O que denominamos aqui de “momento Napoleão”– e aqui aludimos a um filme, o imenso épico do cineasta francês Abel Gance, lançado em 1927 — uma clivagem singular na continuidade estilística e ideológica de uma dada formulação semiótica e narrativa. Nesse sentido, o que resgatamos com esse termo é justamente a ousadia em experimentar — como foi feito por Gance em seu filme — soluções do passado e do presente, o estabelecido e o ultrapassado, em busca de novos caminhos possíveis — não necessariamente acessíveis. A obra de Mattheis segue exatamente esse caminho, no formato único por ele escolhido para STGM — o cruzamento entre a obra gráfica e a narrativa sequencial, entre a iluminura medieval e a linguagem subjetiva do fluxo da consciência, entre a evocação do mistério ritualístico e a alucinação estilizada.
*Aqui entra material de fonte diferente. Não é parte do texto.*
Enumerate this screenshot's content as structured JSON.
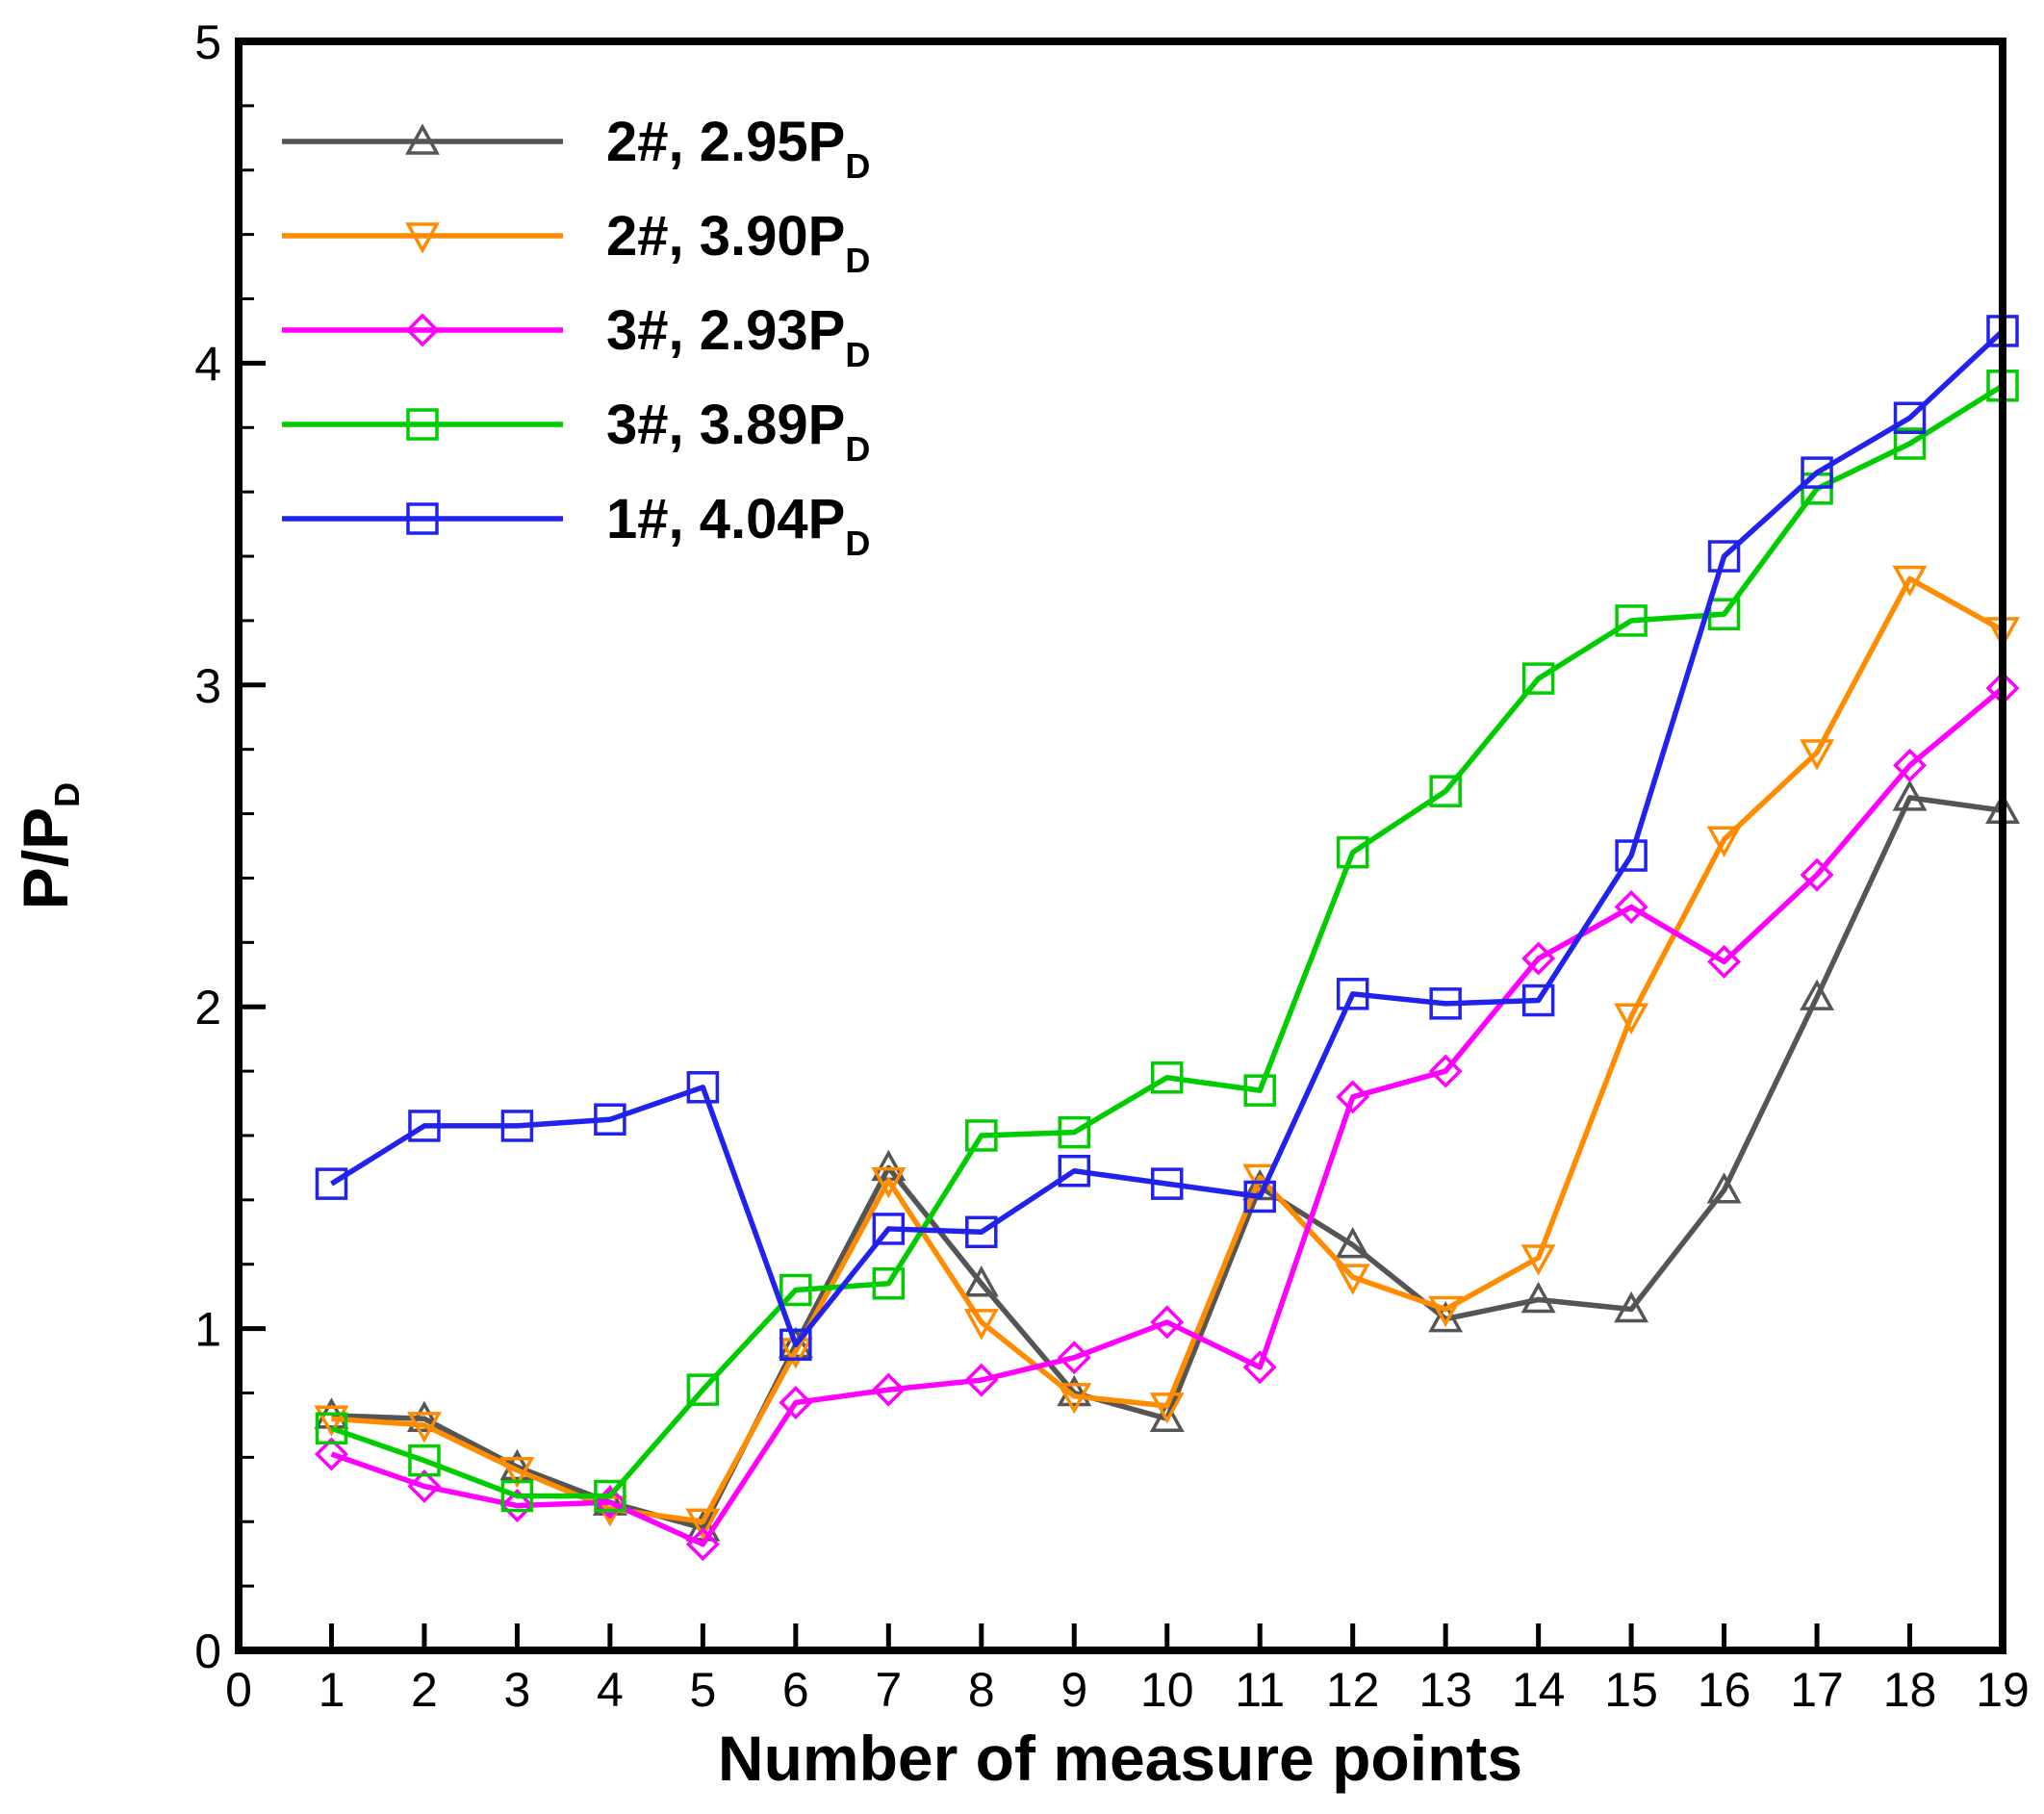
{
  "chart_data": {
    "type": "line",
    "xlabel": "Number of measure points",
    "ylabel": {
      "main": "P/P",
      "sub": "D"
    },
    "xlim": [
      0,
      19
    ],
    "ylim": [
      0,
      5
    ],
    "xticks": [
      0,
      1,
      2,
      3,
      4,
      5,
      6,
      7,
      8,
      9,
      10,
      11,
      12,
      13,
      14,
      15,
      16,
      17,
      18,
      19
    ],
    "yticks": [
      0,
      1,
      2,
      3,
      4,
      5
    ],
    "legend_position": "top-left",
    "x": [
      1,
      2,
      3,
      4,
      5,
      6,
      7,
      8,
      9,
      10,
      11,
      12,
      13,
      14,
      15,
      16,
      17,
      18,
      19
    ],
    "series": [
      {
        "name": "2#, 2.95P",
        "name_sub": "D",
        "color": "#555555",
        "marker": "triangle-up",
        "values": [
          0.73,
          0.72,
          0.57,
          0.46,
          0.38,
          0.95,
          1.5,
          1.14,
          0.8,
          0.72,
          1.44,
          1.26,
          1.03,
          1.09,
          1.06,
          1.43,
          2.03,
          2.65,
          2.61
        ]
      },
      {
        "name": "2#, 3.90P",
        "name_sub": "D",
        "color": "#ff8c00",
        "marker": "triangle-down",
        "values": [
          0.72,
          0.7,
          0.56,
          0.44,
          0.4,
          0.93,
          1.46,
          1.02,
          0.79,
          0.76,
          1.47,
          1.16,
          1.06,
          1.22,
          1.97,
          2.52,
          2.79,
          3.33,
          3.17
        ]
      },
      {
        "name": "3#, 2.93P",
        "name_sub": "D",
        "color": "#ff00ff",
        "marker": "diamond",
        "values": [
          0.61,
          0.51,
          0.45,
          0.46,
          0.33,
          0.77,
          0.81,
          0.84,
          0.91,
          1.02,
          0.88,
          1.72,
          1.8,
          2.15,
          2.31,
          2.14,
          2.41,
          2.75,
          2.99
        ]
      },
      {
        "name": "3#, 3.89P",
        "name_sub": "D",
        "color": "#00cc00",
        "marker": "square",
        "values": [
          0.69,
          0.59,
          0.48,
          0.48,
          0.81,
          1.12,
          1.14,
          1.6,
          1.61,
          1.78,
          1.74,
          2.48,
          2.67,
          3.02,
          3.2,
          3.22,
          3.61,
          3.75,
          3.93
        ]
      },
      {
        "name": "1#, 4.04P",
        "name_sub": "D",
        "color": "#2222ee",
        "marker": "square",
        "values": [
          1.45,
          1.63,
          1.63,
          1.65,
          1.75,
          0.95,
          1.31,
          1.3,
          1.49,
          1.45,
          1.41,
          2.04,
          2.01,
          2.02,
          2.47,
          3.4,
          3.66,
          3.83,
          4.1
        ]
      }
    ]
  }
}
Esse estranho livro surgiu em meu caminho inadvertidamente. Em primeiro lugar, por recomendação de Forrest Aguirre, um dos mais brilhantes autores de ficção ocultista contemporâneos. Logo, descobri que, anteriormente Mattheis fizera ilustração da sobrecapa de The Varvaros Ascension, novela de tonalidade ocultista extraordinária, escrita pelo próprio Forrest Aguirre e publicada pela Mount Abraxas, de Bucareste (resenhada aqui). Pois bem, essa sobrecapa, com seus elementos míticos, era algo que chamava a atenção no livro. E essa percepção mítica é o foco central de STGM, ou como diz o subtítulo: “The Conclusion of the world and what rose after”. A narrativa é inteiramente imagética, em ilustrações que ocupam a página toda. Os textos explicativos, em cartuchos, conduzem o leitor pela floresta de símbolos que são as imagens de Mattheis — que, apesar disso, possuem um dinamismo ípar, com suas criaturas imponentes surgindo, retorcidas, pelos ares sobrecarregados de cada desenho. Nesse sentido, a estruturação da narrativa visual de Mattheis é impecável, inovadora, variada, criativa; o leitor acompanha o caos apocalíptica descrito tanto pelas imagens quanto pelo texto, enquanto tenta decifrar o fluxo de estranhos símbolos. A trama começa com uma descrição geral da catástrofe que acomete o planeta, mas logo mergulha em uma espécie de consciência narrativa vagamente individual, para cobrir as ocorrências menos gerais. Visionária, a estrutura narrativa de STGM parece desafiar as convenções usuais: nem histórias em quadrinhos, nem livro ilustrado, nem panfleto apocalíptico, talvez história do fim do mundo — mas um pouco de tudo isso.

O livro foi produzido pelo próprio autor, artesanalmente, e isso traz marcas inevitáveis no acabamento artesanal, embora a arte sofisticada de Mattheis transforme essa aura de simplicidade, aproximando o livro de um estranho artefato fora de tempo/lugar, um incunabulo produzido por impressão digital. Enfim, se essa foi a estréia de Mattheis na esfera dos livros ilustrados, só podemos esperar por portentos ainda mais ferozes no futuro.